Marteny: For some, moving into supportive housing makes sense

Many families still have the perception that supportive housing is a place for “old” people, or where the elderly go to die.

I still have many families contact me asking how they can get their parents to realize the benefits of moving into supportive housing.

Many still have the perception that it is a place for “old” people, or where the elderly go to die.

These perceptions are so far from the truth.

Living in a supportive housing residence can add to the enjoyment of a senior’s life. It is at least worth the time of seniors to tour the supportive housing locations and stay for lunch.

Supportive housing provides accommodation and meals for seniors, in addition to many other services. The average age of residents is 82 years.

The intent of supportive housing is to make the senior feel at home while having meals prepared and housekeeping done.  Supportive housing allows seniors to come and go as they choose and still be part of a community.

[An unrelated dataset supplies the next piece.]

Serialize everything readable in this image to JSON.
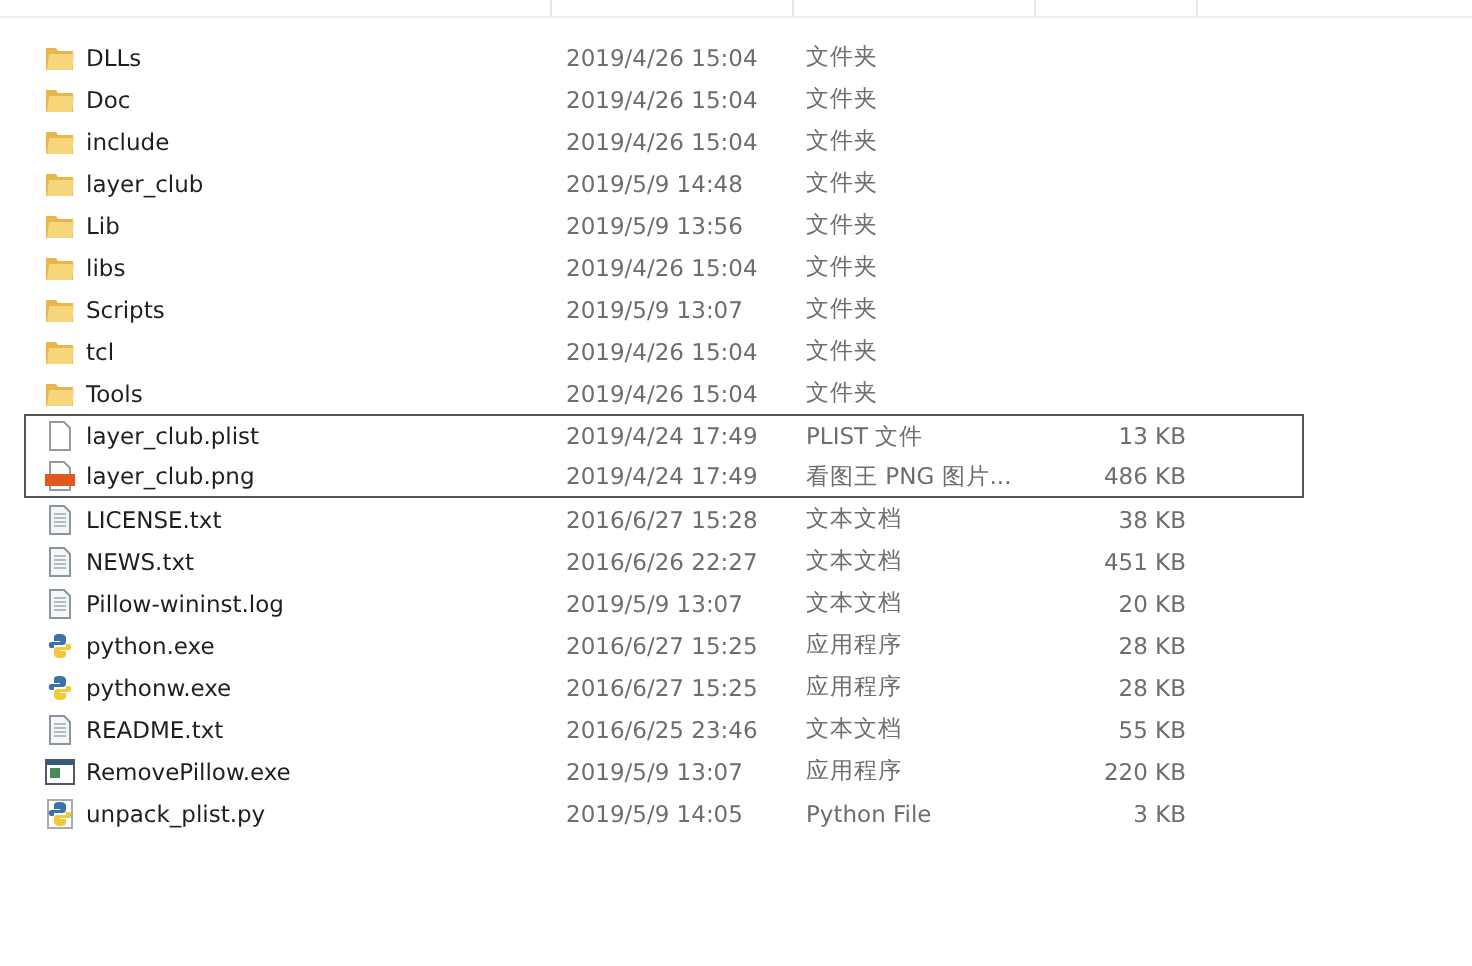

Seniors who move into supportive housing are active people. Over time, they may need to use walkers or other devices to assist with ailments due to aging.

One of the best aspects of living in supportive housing is that the seniors always have company. This alone will aid in improving their overall well-being.

Even if seniors only come down for meals and then return to their suites, they interact with others.

It is important to determine the needs and wants of the seniors to ensure that they move into the supportive housing residence that best meets their needs.

The needs of the families must also be taken into consideration, especially if there is only one caregiver. It is always best if seniors themselves make the decision to move.

Living in supportive housing allows seniors to be with other people who can relate to what is happening in their lives—an illness, the death of a spouse or war time memories.

Often new friendships develop between the seniors and they begin to watch out for each other.

There are no furnishings in the suite which allows seniors to bring their special belongings with them. Most suites will have a small fridge and perhaps a microwave.  Usually all utilities are included in the monthly rent.

At some residences, the seniors are responsible for their own cable television and telephone.

Having the 24-hour emergency call system can be a comfort to the seniors and their families.  When seniors are living in supportive housing and they push the emergency call button, assistance is there in minutes. If required, the family or an ambulance will be called.

The move into supportive housing can be a major stress reliever for families—another set of eyes is watching out for the senior.

The families will usually be informed of any changes that have been noticed in the senior.

This could include changes in hygiene, quantity of food eaten and overall manner of the seniors.

It is then up to the families to investigate the reason for the change and take action to correct it.